The Cherry Points work with Yellow Swans was loud as hell, but lacked the confrontational edge Blankenship has molded on his latest full-length. For over forty minutes a steady stream of feedback, white noise, and the sounds of fire turned up to ear-bleeding levels pours through the speakers. It isn't lazy noise, it's noise bound and determined to tear some things to shreds, to remove limbs from bodies, and to generally wreak havoc. The cover art and accompanying stickers suggest Blankenship is trying to fuse some B-movie horror with his noise, but I can't imagine this noise as a soundtrack to anything but an orgy of blood. (A real orgy of blood, not a movie version.) The intensity feels so real and unhinged that I finally got a glimpse of how the most extreme of metal and noise gets compared.
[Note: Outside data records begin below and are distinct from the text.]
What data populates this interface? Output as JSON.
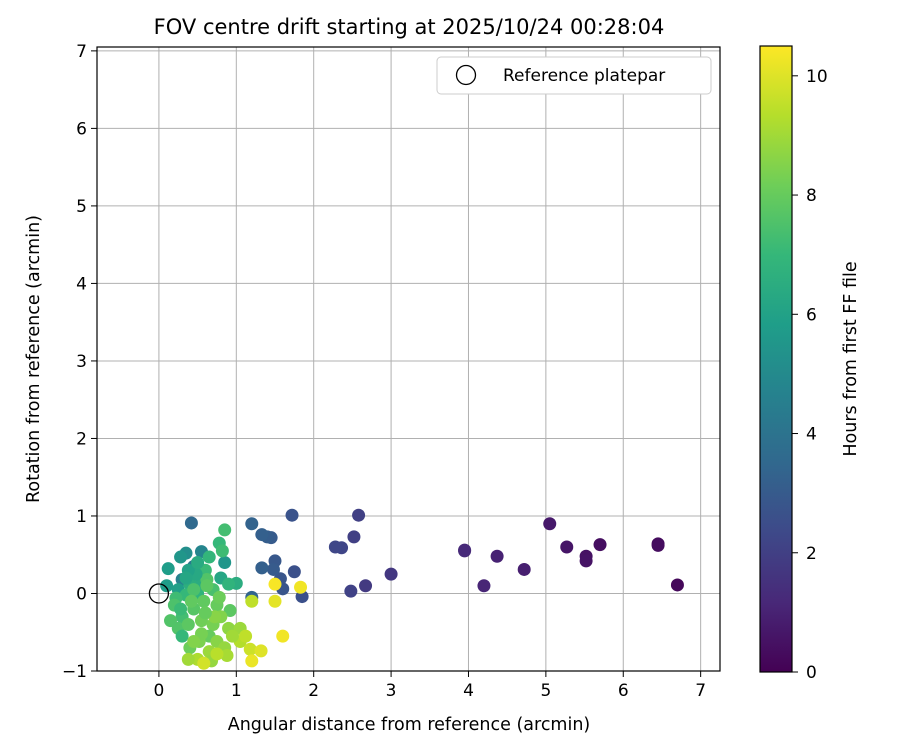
{
  "chart_data": {
    "type": "scatter",
    "title": "FOV centre drift starting at 2025/10/24 00:28:04",
    "xlabel": "Angular distance from reference (arcmin)",
    "ylabel": "Rotation from reference (arcmin)",
    "xlim": [
      -0.8,
      7.25
    ],
    "ylim": [
      -1,
      7.05
    ],
    "xticks": [
      0,
      1,
      2,
      3,
      4,
      5,
      6,
      7
    ],
    "yticks": [
      -1,
      0,
      1,
      2,
      3,
      4,
      5,
      6,
      7
    ],
    "grid": true,
    "legend": {
      "position": "top-right",
      "entries": [
        "Reference platepar"
      ]
    },
    "reference_point": {
      "x": 0,
      "y": 0,
      "marker": "hollow-circle"
    },
    "colorbar": {
      "label": "Hours from first FF file",
      "range": [
        0,
        10.5
      ],
      "ticks": [
        0,
        2,
        4,
        6,
        8,
        10
      ],
      "colormap": "viridis"
    },
    "points": [
      {
        "x": 6.7,
        "y": 0.11,
        "t": 0.2
      },
      {
        "x": 6.45,
        "y": 0.64,
        "t": 0.3
      },
      {
        "x": 6.45,
        "y": 0.62,
        "t": 0.35
      },
      {
        "x": 5.7,
        "y": 0.63,
        "t": 0.4
      },
      {
        "x": 5.52,
        "y": 0.48,
        "t": 0.5
      },
      {
        "x": 5.52,
        "y": 0.42,
        "t": 0.55
      },
      {
        "x": 5.27,
        "y": 0.6,
        "t": 0.6
      },
      {
        "x": 5.05,
        "y": 0.9,
        "t": 0.7
      },
      {
        "x": 4.72,
        "y": 0.31,
        "t": 0.9
      },
      {
        "x": 4.37,
        "y": 0.48,
        "t": 1.0
      },
      {
        "x": 4.2,
        "y": 0.1,
        "t": 1.1
      },
      {
        "x": 3.95,
        "y": 0.56,
        "t": 1.2
      },
      {
        "x": 3.95,
        "y": 0.55,
        "t": 1.25
      },
      {
        "x": 3.0,
        "y": 0.25,
        "t": 1.7
      },
      {
        "x": 2.67,
        "y": 0.1,
        "t": 1.8
      },
      {
        "x": 2.58,
        "y": 1.01,
        "t": 2.0
      },
      {
        "x": 2.52,
        "y": 0.73,
        "t": 2.0
      },
      {
        "x": 2.48,
        "y": 0.03,
        "t": 2.1
      },
      {
        "x": 2.36,
        "y": 0.59,
        "t": 2.2
      },
      {
        "x": 2.28,
        "y": 0.6,
        "t": 2.25
      },
      {
        "x": 1.85,
        "y": -0.04,
        "t": 2.6
      },
      {
        "x": 1.75,
        "y": 0.28,
        "t": 2.6
      },
      {
        "x": 1.72,
        "y": 1.01,
        "t": 2.7
      },
      {
        "x": 1.6,
        "y": 0.06,
        "t": 2.8
      },
      {
        "x": 1.57,
        "y": 0.19,
        "t": 2.8
      },
      {
        "x": 1.5,
        "y": 0.42,
        "t": 2.9
      },
      {
        "x": 1.48,
        "y": 0.31,
        "t": 3.0
      },
      {
        "x": 1.45,
        "y": 0.72,
        "t": 3.0
      },
      {
        "x": 1.4,
        "y": 0.73,
        "t": 3.1
      },
      {
        "x": 1.33,
        "y": 0.76,
        "t": 3.2
      },
      {
        "x": 1.33,
        "y": 0.33,
        "t": 3.2
      },
      {
        "x": 1.2,
        "y": 0.9,
        "t": 3.3
      },
      {
        "x": 1.2,
        "y": -0.05,
        "t": 3.4
      },
      {
        "x": 1.0,
        "y": 0.13,
        "t": 6.5
      },
      {
        "x": 0.42,
        "y": 0.91,
        "t": 3.6
      },
      {
        "x": 0.45,
        "y": 0.35,
        "t": 4.2
      },
      {
        "x": 0.3,
        "y": 0.18,
        "t": 4.6
      },
      {
        "x": 0.55,
        "y": 0.54,
        "t": 4.8
      },
      {
        "x": 0.35,
        "y": 0.52,
        "t": 5.2
      },
      {
        "x": 0.28,
        "y": 0.47,
        "t": 5.5
      },
      {
        "x": 0.12,
        "y": 0.32,
        "t": 5.8
      },
      {
        "x": 0.1,
        "y": 0.1,
        "t": 5.8
      },
      {
        "x": 0.25,
        "y": 0.05,
        "t": 5.9
      },
      {
        "x": 0.85,
        "y": 0.4,
        "t": 5.5
      },
      {
        "x": 0.8,
        "y": 0.2,
        "t": 6.2
      },
      {
        "x": 0.9,
        "y": 0.12,
        "t": 6.8
      },
      {
        "x": 0.65,
        "y": 0.47,
        "t": 6.9
      },
      {
        "x": 0.78,
        "y": 0.65,
        "t": 7.0
      },
      {
        "x": 0.85,
        "y": 0.82,
        "t": 7.3
      },
      {
        "x": 0.82,
        "y": 0.55,
        "t": 7.2
      },
      {
        "x": 0.6,
        "y": 0.3,
        "t": 7.1
      },
      {
        "x": 0.55,
        "y": 0.15,
        "t": 6.5
      },
      {
        "x": 0.4,
        "y": 0.12,
        "t": 6.6
      },
      {
        "x": 0.35,
        "y": -0.02,
        "t": 7.0
      },
      {
        "x": 0.22,
        "y": -0.06,
        "t": 7.2
      },
      {
        "x": 0.5,
        "y": 0.0,
        "t": 6.8
      },
      {
        "x": 0.7,
        "y": 0.05,
        "t": 7.4
      },
      {
        "x": 0.62,
        "y": 0.18,
        "t": 7.6
      },
      {
        "x": 0.48,
        "y": 0.25,
        "t": 6.3
      },
      {
        "x": 0.38,
        "y": 0.3,
        "t": 6.0
      },
      {
        "x": 0.2,
        "y": -0.15,
        "t": 7.5
      },
      {
        "x": 0.45,
        "y": -0.2,
        "t": 7.7
      },
      {
        "x": 0.3,
        "y": -0.3,
        "t": 7.3
      },
      {
        "x": 0.58,
        "y": -0.1,
        "t": 7.9
      },
      {
        "x": 0.75,
        "y": -0.15,
        "t": 8.0
      },
      {
        "x": 0.92,
        "y": -0.22,
        "t": 7.8
      },
      {
        "x": 0.25,
        "y": -0.45,
        "t": 7.6
      },
      {
        "x": 0.3,
        "y": -0.55,
        "t": 7.0
      },
      {
        "x": 0.38,
        "y": -0.4,
        "t": 7.8
      },
      {
        "x": 0.55,
        "y": -0.35,
        "t": 8.2
      },
      {
        "x": 0.7,
        "y": -0.4,
        "t": 8.3
      },
      {
        "x": 0.65,
        "y": -0.55,
        "t": 8.0
      },
      {
        "x": 0.52,
        "y": -0.62,
        "t": 8.4
      },
      {
        "x": 0.4,
        "y": -0.7,
        "t": 8.1
      },
      {
        "x": 0.75,
        "y": -0.62,
        "t": 8.6
      },
      {
        "x": 0.85,
        "y": -0.7,
        "t": 8.8
      },
      {
        "x": 0.8,
        "y": -0.3,
        "t": 8.5
      },
      {
        "x": 0.9,
        "y": -0.45,
        "t": 8.7
      },
      {
        "x": 1.05,
        "y": -0.45,
        "t": 8.9
      },
      {
        "x": 0.65,
        "y": -0.75,
        "t": 8.9
      },
      {
        "x": 0.5,
        "y": -0.85,
        "t": 9.2
      },
      {
        "x": 0.38,
        "y": -0.85,
        "t": 9.0
      },
      {
        "x": 0.68,
        "y": -0.87,
        "t": 8.8
      },
      {
        "x": 0.88,
        "y": -0.8,
        "t": 9.1
      },
      {
        "x": 1.05,
        "y": -0.62,
        "t": 9.3
      },
      {
        "x": 1.12,
        "y": -0.55,
        "t": 9.5
      },
      {
        "x": 1.18,
        "y": -0.72,
        "t": 9.7
      },
      {
        "x": 1.2,
        "y": -0.87,
        "t": 10.2
      },
      {
        "x": 1.32,
        "y": -0.74,
        "t": 10.0
      },
      {
        "x": 1.6,
        "y": -0.55,
        "t": 10.3
      },
      {
        "x": 1.5,
        "y": -0.1,
        "t": 10.1
      },
      {
        "x": 1.5,
        "y": 0.12,
        "t": 10.4
      },
      {
        "x": 1.83,
        "y": 0.08,
        "t": 10.3
      },
      {
        "x": 1.2,
        "y": -0.1,
        "t": 9.5
      },
      {
        "x": 0.72,
        "y": -0.3,
        "t": 8.6
      },
      {
        "x": 0.55,
        "y": -0.52,
        "t": 8.3
      },
      {
        "x": 0.62,
        "y": 0.1,
        "t": 7.8
      },
      {
        "x": 0.45,
        "y": 0.05,
        "t": 7.5
      },
      {
        "x": 0.15,
        "y": -0.35,
        "t": 7.6
      },
      {
        "x": 0.28,
        "y": -0.2,
        "t": 7.1
      },
      {
        "x": 0.35,
        "y": 0.2,
        "t": 6.2
      },
      {
        "x": 0.5,
        "y": 0.4,
        "t": 6.4
      },
      {
        "x": 0.42,
        "y": -0.1,
        "t": 7.9
      },
      {
        "x": 0.78,
        "y": -0.05,
        "t": 8.1
      },
      {
        "x": 0.6,
        "y": -0.25,
        "t": 8.0
      },
      {
        "x": 0.95,
        "y": -0.55,
        "t": 9.0
      },
      {
        "x": 0.75,
        "y": -0.78,
        "t": 9.4
      },
      {
        "x": 0.58,
        "y": -0.9,
        "t": 9.8
      },
      {
        "x": 0.45,
        "y": -0.62,
        "t": 8.5
      }
    ]
  }
}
I've seen people dance and head bang at noise shows before. I watched and thought it was supposed to be ironic or sarcastic somehow, a product of the scene's disgust for convention. Only a few times have I ever felt noise move my body and that was usually in a violent manner. The Cherry Point convey a heaviness, though, that makes me want to throw up my hands and bang my head until my neck is sore. The ferocity Blankenship has unearthed in the static and rumble of his machines isn't unlike the blister forming guitar work of the heaviest death metal bands. Gone are the growling vocals, replaced by the sheer sound and a total disregard for listenable melodies or conventional rhythms of any kind. Death metal took sound further away from the norms of rock and pop, but noise has sent it over the edge. A live show like this might inspire head banging; it might also cause bleeding ears, spontaneous violence, and rioting. This does not bode well for Hollywood, Blankenship's base of operation. I find it interesting that some of the most extreme music this side of the Pacific is coming from the land of plastic surgery and generally fake dispositions. Either Blankenship is tapped into the violence that is bubbling just below the surface or he's giving everyone a taste of where that senseless, star-worshipping, shallow approach to everything can go.

That said, I'm surprised by how many times I've hit the play button on this disc. There are plenty of noise records I enjoy listening to about once a month. Night of the Bloody Tapes has found its way into my car, onto my computer's play list, and into my walkman when I go running. I've listened to it three times in the last two days. For all its violent destruction, the constant stream of noise it provides eventually blanks my mind completely. I wouldn't say it puts me in a safe or contemplative place, it just completely zaps my memory and my ability to function. I wouldn't make this my first noise purchase, nor would I heartily recommend it to anyone already listening to noise. This is for the enthusiast, for the noise addict who simply needs something more insane and more intense. Night of the Bloody Tapes is abusively harsh noise and one of the only records of its kind that I've come to enjoy.